Intel has its sights set high: $300 billion high, to be precise.
That’s the adjustable market opportunity that the chipmaker is pursuing as it builds on its core PC-centric model with a range of data-driven initiatives.
“We’re in the early stages of a new era of computing,” said Gregory Bryant, senior VP and general manager of Intel’s Client Computing Group. “And that’s an era that’s being defined by the innovative use of data on every technology platform — from the client to the Cloud, from the network to the edge, and increasingly everywhere in between.”
In that spirit, Intel announced a series of products at its CES press conference Monday afternoon that are designed to accelerate innovation in everything from personal computing, gaming and music production to AI, 5G service and autonomous driving.
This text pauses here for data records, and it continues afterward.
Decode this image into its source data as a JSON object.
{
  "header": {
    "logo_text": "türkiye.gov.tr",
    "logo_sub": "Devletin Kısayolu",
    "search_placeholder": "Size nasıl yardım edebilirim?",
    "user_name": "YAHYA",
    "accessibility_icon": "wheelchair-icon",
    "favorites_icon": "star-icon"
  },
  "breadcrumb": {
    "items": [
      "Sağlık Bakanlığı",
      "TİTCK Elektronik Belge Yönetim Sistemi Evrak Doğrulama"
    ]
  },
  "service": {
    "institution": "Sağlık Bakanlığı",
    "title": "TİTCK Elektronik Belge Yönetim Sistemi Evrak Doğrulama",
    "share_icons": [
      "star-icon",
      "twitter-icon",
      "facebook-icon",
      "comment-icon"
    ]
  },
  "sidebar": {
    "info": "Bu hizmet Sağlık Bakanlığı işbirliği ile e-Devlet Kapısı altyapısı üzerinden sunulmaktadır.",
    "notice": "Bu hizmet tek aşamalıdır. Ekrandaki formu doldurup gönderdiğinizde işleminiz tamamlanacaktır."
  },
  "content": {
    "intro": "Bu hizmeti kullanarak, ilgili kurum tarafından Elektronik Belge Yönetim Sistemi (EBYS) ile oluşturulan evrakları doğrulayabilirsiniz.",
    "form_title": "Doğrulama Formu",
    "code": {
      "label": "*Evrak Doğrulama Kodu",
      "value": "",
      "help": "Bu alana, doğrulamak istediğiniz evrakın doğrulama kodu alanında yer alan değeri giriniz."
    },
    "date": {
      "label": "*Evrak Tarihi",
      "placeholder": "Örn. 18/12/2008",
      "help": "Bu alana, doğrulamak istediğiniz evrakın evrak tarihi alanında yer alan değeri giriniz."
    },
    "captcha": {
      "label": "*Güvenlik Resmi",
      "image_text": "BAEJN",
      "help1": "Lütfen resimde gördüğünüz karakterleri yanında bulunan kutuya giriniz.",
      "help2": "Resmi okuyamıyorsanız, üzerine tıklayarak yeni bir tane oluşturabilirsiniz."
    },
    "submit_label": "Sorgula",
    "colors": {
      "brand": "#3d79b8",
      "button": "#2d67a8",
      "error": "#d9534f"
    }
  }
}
Enabling these pursuits is the development of the company’s latest chipsets: Intel debuted six new ninth-generation Intel Core processors and three ninth-gen mobile processors, and announced that it has begun shipping it latest Xeon processor series, Cascade Lake.
But the centerpiece of the show was its forthcoming 10nm chipsets. These include:
- the Ice Lake 10nm client system on chip (SoC) for mobile computing, which the company says brings a number of firsts, including native integrated Thunderbolt 3 and Wi-Fi 6;
- Lakefield, a five-core hybrid CPU that enables increased battery life and higher performance on a smaller chip; and
- Snow Ridge, a network SoC being developed specifically for 5G access, to be installed on wireless base stations on cellphone towers.
The company also announced its plan to bring a 5G modem to market this year.
In addition, Intel highlighted several industry partnerships, including its work with Comcast for improved home networks; a deal with the Alibaba Group and Wrnch AI for 3D athlete tracking for the 2020 Olympics; and closer to home, its work with Mobileye, an Intel subsidiary that develops vision-based autonomous driving systems.